ARCA by CYSEC is a full software stack that accelerates deployment of AMD SEV-based services by running natively on a server equipped with one or more AMD EPYC CPU(s) and offering a user-friendly Linux interface and Kubernetes API for service and workload development. Combining AMD SEV with CYSEC ARCA facilitates on-premises or cloud technology deployments while helping enhance security. On-premises deployments that use AMD SEV and ARCA receive the following benefits:

  • Patched kernel with hardening patches and safe system defaults.
  • Minimal trusted images. CYSEC owns the software tree and masters versions and features. Only required software is installed on ARCA Trusted OS.
  • ARCA OS images are read-only and have a robust A/B update mechanism.
  • Trusted boot chain (secure boot) with OS image signatures.
  • Safe Kubernetes stack on top of ARCA Trusted OS with sandboxing and least privileges by default.
  • Available to use AMD-SEV features inside containers or run ARCA Trusted OS inside the confidential VM.
  • SEV services help secure the overall system by encrypting:
  • Data being processed and operated by the ARCA Trusted OS VM.
  • Clusters and pods being handled by Kubernetes layer



Cloud Service Providers (CSPs) began launching VM offerings based on AMD SEV technology along with the emergence of Confidential Computing efforts, such as the Confidential Computing Consortium where CYSEC is among the founders.

CYSEC ARCA uses existing Google components for initiating ARCA OS processes, such as the virtualized UEFI bootloader and virtual TPM, and boots only if components such as the bootloader, kernel, and OS bundle have not been tampered with. Once booted, the system forms a Trusted Computing Base (TCB) on which applicative workloads can be deployed using Kubernetes. ARCA manages the full stack and forms an integral part of the TCB. Integrating ARCA with AMD SEV encrypts data in use and active memory spaces. All services and workloads run in CYSEC ARCA, thereby isolating the system from Google services to further enhance security.

End users benefit from this architecture that allows them to use CYSEC ARCA to retain control of their execution environment, data set, and workloads by leveraging AMD SEV technology.
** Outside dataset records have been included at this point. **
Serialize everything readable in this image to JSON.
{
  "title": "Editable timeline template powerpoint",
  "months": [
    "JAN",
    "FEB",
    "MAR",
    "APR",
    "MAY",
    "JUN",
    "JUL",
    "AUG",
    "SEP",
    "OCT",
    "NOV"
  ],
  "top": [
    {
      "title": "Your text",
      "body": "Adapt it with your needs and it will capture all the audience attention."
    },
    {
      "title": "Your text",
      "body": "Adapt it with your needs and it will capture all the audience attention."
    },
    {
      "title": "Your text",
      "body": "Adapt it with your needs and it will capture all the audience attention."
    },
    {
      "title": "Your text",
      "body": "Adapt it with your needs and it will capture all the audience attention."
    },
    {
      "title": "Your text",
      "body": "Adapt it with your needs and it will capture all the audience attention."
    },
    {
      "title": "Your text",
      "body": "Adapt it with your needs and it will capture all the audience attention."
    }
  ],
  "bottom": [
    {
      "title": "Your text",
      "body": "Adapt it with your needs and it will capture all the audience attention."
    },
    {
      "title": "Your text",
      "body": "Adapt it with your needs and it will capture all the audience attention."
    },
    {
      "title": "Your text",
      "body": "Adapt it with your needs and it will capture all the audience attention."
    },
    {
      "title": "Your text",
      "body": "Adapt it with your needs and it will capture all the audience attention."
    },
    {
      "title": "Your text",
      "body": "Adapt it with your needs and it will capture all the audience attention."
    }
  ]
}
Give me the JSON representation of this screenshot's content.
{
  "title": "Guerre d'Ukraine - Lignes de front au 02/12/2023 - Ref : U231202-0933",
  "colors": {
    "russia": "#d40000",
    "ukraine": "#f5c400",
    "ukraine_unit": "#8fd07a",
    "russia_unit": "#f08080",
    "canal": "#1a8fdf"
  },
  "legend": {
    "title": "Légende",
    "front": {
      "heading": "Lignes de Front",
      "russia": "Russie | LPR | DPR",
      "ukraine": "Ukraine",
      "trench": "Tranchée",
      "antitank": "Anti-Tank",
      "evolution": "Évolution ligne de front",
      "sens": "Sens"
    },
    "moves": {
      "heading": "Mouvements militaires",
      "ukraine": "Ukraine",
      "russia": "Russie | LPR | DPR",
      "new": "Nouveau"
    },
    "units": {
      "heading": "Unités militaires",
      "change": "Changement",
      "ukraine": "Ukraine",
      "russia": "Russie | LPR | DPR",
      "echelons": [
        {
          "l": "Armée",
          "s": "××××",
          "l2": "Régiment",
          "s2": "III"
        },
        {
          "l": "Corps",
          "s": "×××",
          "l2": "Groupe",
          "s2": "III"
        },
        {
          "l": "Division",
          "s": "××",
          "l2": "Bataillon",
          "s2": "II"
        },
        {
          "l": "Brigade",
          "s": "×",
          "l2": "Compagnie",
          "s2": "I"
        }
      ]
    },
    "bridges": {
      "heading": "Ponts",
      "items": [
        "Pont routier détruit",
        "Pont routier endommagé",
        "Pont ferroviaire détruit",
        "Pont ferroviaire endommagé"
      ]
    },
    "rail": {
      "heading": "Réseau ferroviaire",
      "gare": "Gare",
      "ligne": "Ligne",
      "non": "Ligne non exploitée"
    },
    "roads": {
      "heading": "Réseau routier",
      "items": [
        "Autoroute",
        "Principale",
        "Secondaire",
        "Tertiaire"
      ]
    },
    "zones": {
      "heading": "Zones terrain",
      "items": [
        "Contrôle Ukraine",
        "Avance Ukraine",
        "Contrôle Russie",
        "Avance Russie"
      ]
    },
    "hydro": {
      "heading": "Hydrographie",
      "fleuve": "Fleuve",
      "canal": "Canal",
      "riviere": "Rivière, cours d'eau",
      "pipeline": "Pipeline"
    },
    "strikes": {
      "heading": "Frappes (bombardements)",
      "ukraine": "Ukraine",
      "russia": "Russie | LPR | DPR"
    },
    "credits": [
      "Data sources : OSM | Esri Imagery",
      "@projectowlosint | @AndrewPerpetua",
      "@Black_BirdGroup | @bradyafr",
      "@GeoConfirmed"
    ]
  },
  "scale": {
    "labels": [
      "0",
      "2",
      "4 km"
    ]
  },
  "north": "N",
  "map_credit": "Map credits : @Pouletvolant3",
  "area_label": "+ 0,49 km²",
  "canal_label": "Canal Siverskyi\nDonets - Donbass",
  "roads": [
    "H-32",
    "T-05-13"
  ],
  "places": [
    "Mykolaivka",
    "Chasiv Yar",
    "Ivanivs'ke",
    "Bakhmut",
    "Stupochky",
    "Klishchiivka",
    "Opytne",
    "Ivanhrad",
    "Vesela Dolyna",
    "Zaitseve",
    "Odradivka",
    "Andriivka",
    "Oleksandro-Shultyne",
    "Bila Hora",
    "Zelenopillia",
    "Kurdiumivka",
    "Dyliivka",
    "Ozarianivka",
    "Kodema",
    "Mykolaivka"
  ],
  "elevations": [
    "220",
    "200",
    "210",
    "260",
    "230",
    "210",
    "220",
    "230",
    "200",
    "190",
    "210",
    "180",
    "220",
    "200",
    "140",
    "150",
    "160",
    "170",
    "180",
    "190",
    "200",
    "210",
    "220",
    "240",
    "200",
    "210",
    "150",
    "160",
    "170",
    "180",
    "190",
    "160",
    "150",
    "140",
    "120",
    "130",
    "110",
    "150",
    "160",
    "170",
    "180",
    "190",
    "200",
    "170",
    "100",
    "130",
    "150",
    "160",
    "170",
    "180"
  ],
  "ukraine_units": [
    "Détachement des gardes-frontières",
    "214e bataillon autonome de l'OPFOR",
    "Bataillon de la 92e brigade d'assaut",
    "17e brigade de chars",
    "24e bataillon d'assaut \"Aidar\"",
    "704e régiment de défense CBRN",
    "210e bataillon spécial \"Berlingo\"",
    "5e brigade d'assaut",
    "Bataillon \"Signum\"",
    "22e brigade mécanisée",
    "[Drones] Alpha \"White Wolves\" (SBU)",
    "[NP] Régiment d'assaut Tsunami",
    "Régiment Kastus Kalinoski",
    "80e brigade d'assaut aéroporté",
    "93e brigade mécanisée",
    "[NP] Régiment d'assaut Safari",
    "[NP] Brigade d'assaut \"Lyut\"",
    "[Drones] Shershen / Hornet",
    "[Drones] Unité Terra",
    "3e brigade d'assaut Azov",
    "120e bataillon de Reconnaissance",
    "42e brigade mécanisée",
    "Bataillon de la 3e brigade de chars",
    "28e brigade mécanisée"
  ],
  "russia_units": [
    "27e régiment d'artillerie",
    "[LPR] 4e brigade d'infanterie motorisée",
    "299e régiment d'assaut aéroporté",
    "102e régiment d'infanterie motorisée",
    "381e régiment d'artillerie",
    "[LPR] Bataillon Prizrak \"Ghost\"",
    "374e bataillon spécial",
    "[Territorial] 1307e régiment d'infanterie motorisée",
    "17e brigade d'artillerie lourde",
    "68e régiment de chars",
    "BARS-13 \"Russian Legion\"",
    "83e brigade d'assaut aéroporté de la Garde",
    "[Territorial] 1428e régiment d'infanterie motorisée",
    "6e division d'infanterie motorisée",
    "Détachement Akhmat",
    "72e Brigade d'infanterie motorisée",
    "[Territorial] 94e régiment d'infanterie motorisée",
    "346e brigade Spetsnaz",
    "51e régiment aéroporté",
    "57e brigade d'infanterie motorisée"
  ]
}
They only need to trust Google Cloud during the initial sequence of launching CYSEC ARCA.


Combining of AMD SEV technology with the CYSEC ARCA full software stack gives users enhanced control over their data via encryption services that limit both which workloads that can access what data and elements of the operating system. This helps ensure that the end user is the only owner and controller of the entire system.

The model is valid for both on-premises and cloud deployments using CSPs such as Google Cloud. Users can take advantage of Google’s scalability and availability services while using AMD SEV and CYSEC ARCA to segregate their datasets and applications from external access by the CSP.